I’ve never really been sure if I regretted the decision to stay away. The very thing that would have made being there preferable—spending Dad’s last moments with him—was the same thing that would have made it agonising. I remember him as he was at dinner the night before, sad and subdued, but alive.
Ed was sobbing when he called me shortly after the ambulance arrived. The paramedics were still trying to resuscitate Dad. I always imagined that as Ed and Will watched their efforts, they would have had their arms around each other, twins with a bond between them so much stronger than the one they collectively shared with me. After Dad’s funeral and wake, Ed and Will had begged me to come back to our parents’ home for a drink. We’d held the wake at Dad’s regular pub, just a block away from the house, the place he’d walk to every Friday afternoon for beers with his mates.

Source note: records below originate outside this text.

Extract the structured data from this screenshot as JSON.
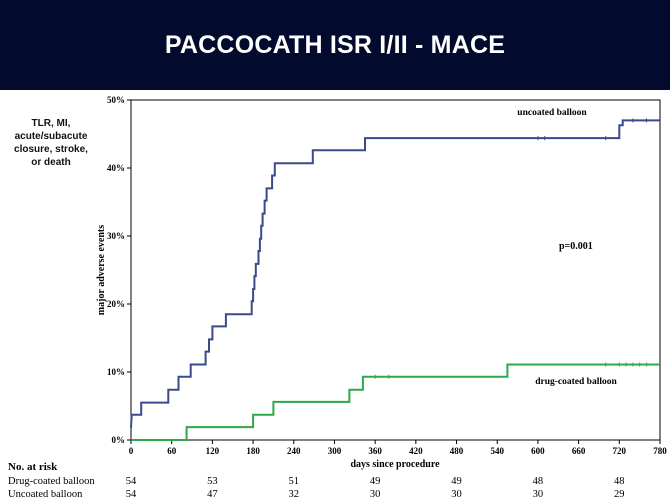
{
  "header": {
    "title": "PACCOCATH ISR I/II - MACE"
  },
  "side_note": [
    "TLR, MI,",
    "acute/subacute",
    "closure, stroke,",
    "or death"
  ],
  "chart_data": {
    "type": "line",
    "xlabel": "days since procedure",
    "ylabel": "major adverse events",
    "xlim": [
      0,
      780
    ],
    "ylim": [
      0,
      50
    ],
    "x_ticks": [
      0,
      60,
      120,
      180,
      240,
      300,
      360,
      420,
      480,
      540,
      600,
      660,
      720,
      780
    ],
    "y_ticks": [
      0,
      10,
      20,
      30,
      40,
      50
    ],
    "y_tick_labels": [
      "0%",
      "10%",
      "20%",
      "30%",
      "40%",
      "50%"
    ],
    "grid": false,
    "p_value": "p=0.001",
    "series": [
      {
        "name": "uncoated balloon",
        "color": "#3a4a8a",
        "step": true,
        "points": [
          [
            0,
            1.8
          ],
          [
            1,
            3.7
          ],
          [
            15,
            3.7
          ],
          [
            15,
            5.5
          ],
          [
            55,
            5.5
          ],
          [
            55,
            7.4
          ],
          [
            70,
            7.4
          ],
          [
            70,
            9.3
          ],
          [
            88,
            9.3
          ],
          [
            88,
            11.1
          ],
          [
            110,
            11.1
          ],
          [
            110,
            13.0
          ],
          [
            115,
            13.0
          ],
          [
            115,
            14.8
          ],
          [
            120,
            14.8
          ],
          [
            120,
            16.7
          ],
          [
            140,
            16.7
          ],
          [
            140,
            18.5
          ],
          [
            178,
            18.5
          ],
          [
            178,
            20.4
          ],
          [
            180,
            20.4
          ],
          [
            180,
            22.2
          ],
          [
            182,
            22.2
          ],
          [
            182,
            24.1
          ],
          [
            184,
            24.1
          ],
          [
            184,
            25.9
          ],
          [
            188,
            25.9
          ],
          [
            188,
            27.8
          ],
          [
            190,
            27.8
          ],
          [
            190,
            29.6
          ],
          [
            192,
            29.6
          ],
          [
            192,
            31.5
          ],
          [
            194,
            31.5
          ],
          [
            194,
            33.3
          ],
          [
            197,
            33.3
          ],
          [
            197,
            35.2
          ],
          [
            200,
            35.2
          ],
          [
            200,
            37.0
          ],
          [
            208,
            37.0
          ],
          [
            208,
            38.9
          ],
          [
            212,
            38.9
          ],
          [
            212,
            40.7
          ],
          [
            268,
            40.7
          ],
          [
            268,
            42.6
          ],
          [
            345,
            42.6
          ],
          [
            345,
            44.4
          ],
          [
            720,
            44.4
          ],
          [
            720,
            46.3
          ],
          [
            725,
            46.3
          ],
          [
            725,
            47.0
          ],
          [
            780,
            47.0
          ]
        ],
        "censor_x": [
          600,
          610,
          700,
          740,
          760
        ]
      },
      {
        "name": "drug-coated balloon",
        "color": "#2fa84a",
        "step": true,
        "points": [
          [
            0,
            0
          ],
          [
            82,
            0
          ],
          [
            82,
            1.9
          ],
          [
            180,
            1.9
          ],
          [
            180,
            3.7
          ],
          [
            210,
            3.7
          ],
          [
            210,
            5.6
          ],
          [
            322,
            5.6
          ],
          [
            322,
            7.4
          ],
          [
            342,
            7.4
          ],
          [
            342,
            9.3
          ],
          [
            555,
            9.3
          ],
          [
            555,
            11.1
          ],
          [
            780,
            11.1
          ]
        ],
        "censor_x": [
          360,
          380,
          700,
          720,
          730,
          740,
          750,
          760
        ]
      }
    ]
  },
  "risk_table": {
    "title": "No. at risk",
    "rows": [
      {
        "label": "Drug-coated balloon",
        "values": [
          "54",
          "53",
          "51",
          "49",
          "49",
          "48",
          "48"
        ]
      },
      {
        "label": "Uncoated balloon",
        "values": [
          "54",
          "47",
          "32",
          "30",
          "30",
          "30",
          "29"
        ]
      }
    ]
  }
}
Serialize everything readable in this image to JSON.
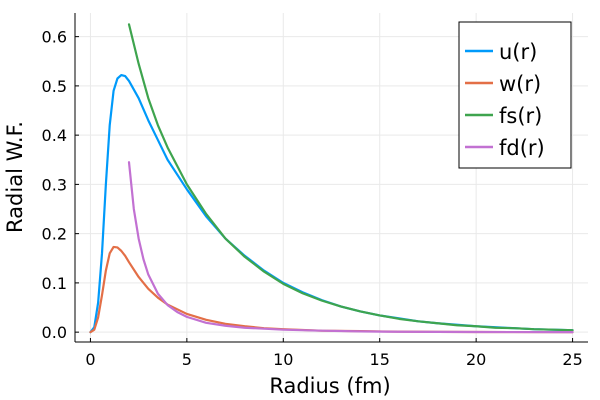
{
  "chart_data": {
    "type": "line",
    "title": "",
    "xlabel": "Radius (fm)",
    "ylabel": "Radial W.F.",
    "xlim": [
      -0.8,
      25.8
    ],
    "ylim": [
      -0.02,
      0.648
    ],
    "xticks": [
      0,
      5,
      10,
      15,
      20,
      25
    ],
    "xtick_labels": [
      "0",
      "5",
      "10",
      "15",
      "20",
      "25"
    ],
    "yticks": [
      0.0,
      0.1,
      0.2,
      0.3,
      0.4,
      0.5,
      0.6
    ],
    "ytick_labels": [
      "0.0",
      "0.1",
      "0.2",
      "0.3",
      "0.4",
      "0.5",
      "0.6"
    ],
    "grid": true,
    "legend_position": "top-right",
    "series": [
      {
        "name": "u(r)",
        "color": "#009AFA",
        "x": [
          0,
          0.2,
          0.4,
          0.6,
          0.8,
          1.0,
          1.2,
          1.4,
          1.6,
          1.8,
          2.0,
          2.5,
          3,
          3.5,
          4,
          5,
          6,
          7,
          8,
          9,
          10,
          11,
          12,
          13,
          14,
          15,
          16,
          17,
          18,
          19,
          20,
          21,
          22,
          23,
          24,
          25
        ],
        "y": [
          0,
          0.01,
          0.06,
          0.16,
          0.3,
          0.42,
          0.49,
          0.515,
          0.522,
          0.52,
          0.51,
          0.475,
          0.43,
          0.39,
          0.35,
          0.29,
          0.235,
          0.19,
          0.155,
          0.125,
          0.1,
          0.081,
          0.065,
          0.052,
          0.042,
          0.034,
          0.028,
          0.022,
          0.018,
          0.015,
          0.012,
          0.01,
          0.008,
          0.006,
          0.005,
          0.004
        ]
      },
      {
        "name": "w(r)",
        "color": "#E36F47",
        "x": [
          0,
          0.2,
          0.4,
          0.6,
          0.8,
          1.0,
          1.2,
          1.4,
          1.6,
          1.8,
          2.0,
          2.5,
          3,
          3.5,
          4,
          5,
          6,
          7,
          8,
          9,
          10,
          12,
          14,
          16,
          18,
          20,
          22,
          25
        ],
        "y": [
          0,
          0.005,
          0.03,
          0.075,
          0.125,
          0.16,
          0.173,
          0.172,
          0.165,
          0.155,
          0.142,
          0.112,
          0.088,
          0.07,
          0.056,
          0.037,
          0.025,
          0.017,
          0.012,
          0.008,
          0.006,
          0.003,
          0.002,
          0.001,
          0.0005,
          0.0003,
          0.0002,
          0.0001
        ]
      },
      {
        "name": "fs(r)",
        "color": "#3EA44E",
        "x": [
          2,
          2.5,
          3,
          3.5,
          4,
          5,
          6,
          7,
          8,
          9,
          10,
          11,
          12,
          13,
          14,
          15,
          16,
          17,
          18,
          19,
          20,
          21,
          22,
          23,
          24,
          25
        ],
        "y": [
          0.625,
          0.545,
          0.475,
          0.42,
          0.375,
          0.3,
          0.24,
          0.19,
          0.153,
          0.123,
          0.098,
          0.079,
          0.064,
          0.052,
          0.042,
          0.034,
          0.027,
          0.022,
          0.018,
          0.014,
          0.012,
          0.009,
          0.008,
          0.006,
          0.005,
          0.004
        ]
      },
      {
        "name": "fd(r)",
        "color": "#C271D2",
        "x": [
          2,
          2.25,
          2.5,
          2.75,
          3,
          3.5,
          4,
          4.5,
          5,
          6,
          7,
          8,
          9,
          10,
          12,
          14,
          16,
          18,
          20,
          22,
          25
        ],
        "y": [
          0.345,
          0.25,
          0.19,
          0.148,
          0.117,
          0.078,
          0.055,
          0.041,
          0.031,
          0.019,
          0.013,
          0.009,
          0.007,
          0.005,
          0.003,
          0.0015,
          0.0008,
          0.0005,
          0.0003,
          0.0002,
          0.0001
        ]
      }
    ]
  }
}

I stayed for the wake of course, but then I went home. I sat alone in my unit and felt, more than ever before, the weight of my self-imposed isolation. And the next day, I did go back to work. It was both a punishment and a comfort.
‘Cal?’ Lilah was at the door, a quizzical look on her face. I sat up and raised my glass to her.
‘Just wanted some fresh air. You two carry on without me.’
‘Oh no, we need your help to put the menorah on top of the tree.’
‘You put a menorah on top of your Christmas tree?’
‘Doesn’t everyone?’ she raised an eyebrow at me, but grinned. ‘When we were in New York, we lived across the hallway from a Jewish family. They didn’t celebrate Christmas of course but we celebrated Hanukah with them and Mum felt it was appropriate to invite them for our Christmas dinner. Guess what she served them?’
‘Please don’t say roast pork.’
‘Oh, Lilah, you make it sound so crass,’ Peta called from the living area. ‘I made an effort, Callum, I really did. I roasted a chicken
and
some pork, and I put the menorah on top of the Christmas tree to show I respected their culture. They didn’t eat the pork of course but they devoured the chicken and they had the time of their lives.’
‘It was awkward,’ Lilah assured me. ‘But somehow after that the menorah became a bit of a tradition. It’s probably horrifically offensive. But it needs to go up regardless and you’re the only one tall enough to do it.’
The menorah was plastic, spray-painted gold, and someone had clumsily glued a funnel-like piece of cardboard to the bottom so that it could slide over the top of the tree. I didn’t even need to stretch to fix it. When I stood back to admire my handiwork, Lilah slid her hand around my waist and leant into me.
‘It’s beautiful. Don’t you think?’
I hadn’t had a Christmas tree in decades. The chaos of the decorations, the lop-sided distribution and the crazy colour scheme jarred my sense of colour and style. The tinsel was so old that I could see long stretches where only cotton was left, not just around the tree, but all over the room—someone had hung it on every doorway and over most of the photos too.
And that bloody menorah was absolutely ridiculous.